Clause 19
Finance (No. 2) Bill
2:15 pm

Photo of Mark Francois

Mark Francois (Shadow Minister, Treasury; Rayleigh, Conservative)

I shall confine my remarks to the amendment, as I am keen not to prejudice the broader stand part debate on this rather important clause.

I have listened carefully to the argument that the hon. Member for Falmouth and Camborne (Julia Goldsworthy) made in favour of her amendment, but I am not convinced by it. The clause will give HMRC quite a strong power to impose the reverse charge procedure, which could be a useful weapon in the battle against missing trader intra-community fraud, but which will represent quite a change in VAT terms for those companies on which the order might be imposed.

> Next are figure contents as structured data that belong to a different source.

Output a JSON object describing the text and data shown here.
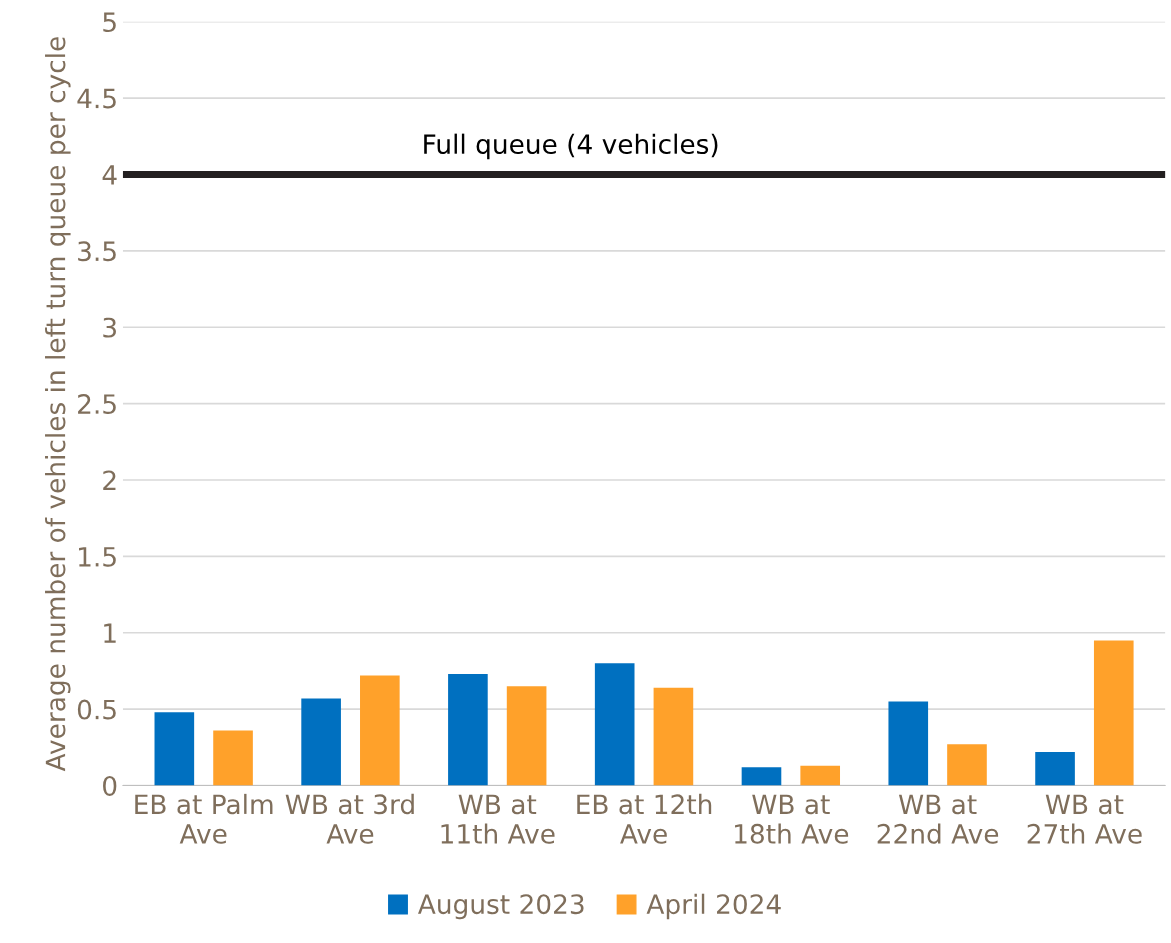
{
  "chart_data": {
    "type": "bar",
    "ylabel": "Average number of vehicles in left turn queue per cycle",
    "categories": [
      "EB at Palm\nAve",
      "WB at 3rd\nAve",
      "WB at\n11th Ave",
      "EB at 12th\nAve",
      "WB at\n18th Ave",
      "WB at\n22nd Ave",
      "WB at\n27th Ave"
    ],
    "series": [
      {
        "name": "August 2023",
        "color": "#0070c0",
        "values": [
          0.48,
          0.57,
          0.73,
          0.8,
          0.12,
          0.55,
          0.22
        ]
      },
      {
        "name": "April 2024",
        "color": "#ffa12a",
        "values": [
          0.36,
          0.72,
          0.65,
          0.64,
          0.13,
          0.27,
          0.95
        ]
      }
    ],
    "ylim": [
      0,
      5
    ],
    "yticks": [
      0,
      0.5,
      1,
      1.5,
      2,
      2.5,
      3,
      3.5,
      4,
      4.5,
      5
    ],
    "ref_lines": [
      {
        "axis": "y",
        "value": 4,
        "label": "Full queue (4 vehicles)",
        "color": "#231f20"
      }
    ],
    "grid": "y",
    "legend": "bottom"
  }
}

The element of the clause in question effectively provides a safeguard for small businesses in particular by instituting a de minimis level below which the power should not apply. If it were deleted, the procedure could be imposed even on companies reclaiming a very modest amount of VAT. Indeed, some professional bodies have claimed that the threshold should be raised.

I am curious that the hon. Lady quoted from the Law Society. I read its brief; perhaps I read it slightly differently. It said:

“We appreciate that repeated transactions involving loss of VAT on supplies just below an increased threshold, e.g. £10,000 a month, would give rise to material losses of VAT. However, the aggregation provisions in the new section 55A(1)(d) enabling other supplies to be taken into account—e.g., if a customer has already received (on the current legislative proposals) supplies of £200, the new provisions will apply to other supplies which individually or in aggregate exceed £800—might suggest that a higher threshold could be adopted.”

Unless I completely misread that, the Law Society is saying that, if anything, the threshold should be higher, presumably because it would like the safeguard to be broader than it is.